Long-term evaluation of air sensor technology under ambient conditions in Denver, Colorado
Feinberg, S., R. Williams, G. Hagler, J. Rickard, R. Brown, D. Garver, G. Harshfield, P. Stauffer, E. Mattson, R. Judge, AND S. Garvey. Long-term evaluation of air sensor technology under ambient conditions in Denver, Colorado. Atmospheric Measurement Techniques. Copernicus Publications, Katlenburg-Lindau, Germany, 11(8):4605-4615, (2018). https://doi.org/10.5194/amt-11-4605-2018
Next generation air monitoring (NGAM) is a quickly evolving and expanding field. Low-cost air pollution sensors have improved the access for both citizens and researchers to obtain pollutant concentration data in more locations. Many new sensors are now sold and marketed to consumers, and come with messaging on implications for health. In addition to improving the accessibility of measurement data, air pollution sensors have been used to supplement ambient air monitoring by providing high spatial density and high time-resolution measurements (Snyder et al., 2013, Kaufman et al., 2017). Evaluating how well these sensors perform in both laboratory and field environments is critical for understanding their possible uses in research, citizen science, and consumer use, for individual exposure assessment (Woodall et al., 2017).

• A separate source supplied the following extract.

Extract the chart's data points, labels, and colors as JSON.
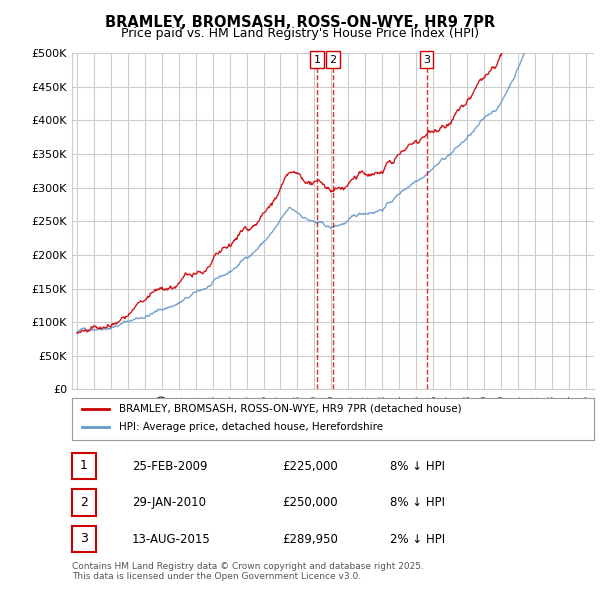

Air pollution sensors are quickly proliferating for use in a wide variety of applications, with a low price point that supports use in high-density networks, citizen science, and individual consumer use. This emerging technology motivates the assessment under real-world conditions, including varying pollution levels and environmental conditions. A seven-month, systematic field evaluation of low-cost air pollution sensors was performed in Denver, Colorado, over 2015–2016; the location was chosen to evaluate the sensors in a high-altitude, cool, and dry climate. A suite of particulate matter (PM), ozone (O3), and nitrogen dioxide (NO2) sensors were deployed in triplicate and were collocated with federal equivalent method (FEM) monitors at an urban regulatory site. Sensors were evaluated for their data completeness, correlation with reference monitors, and ability to reproduce trends in pollution data, such as daily concentration values and wind-direction patterns. Most sensors showed high data completeness when data loggers were functioning properly. The sensors displayed a range of correlations with reference instruments, from poor to very high (e.g., hourly-average PM Pearson correlations with reference measurements varied from 0.01 to 0.86). Some sensors showed a change in response to laboratory audits/testing from before the sampling campaign to afterwards, such as Aeroqual, where the O3 response slope changed from about 1.2 to 0.6. Some PM sensors measured wind-direction and time-of-day trends similar to those measured by reference monitors, while others did not. This study showed different results for sensor performance than previous studies performed by the U.S. EPA and others, which could be due to different geographic location, meteorology, and aerosol properties. These results imply that continued field testing is necessary to understand emerging air sensing technology.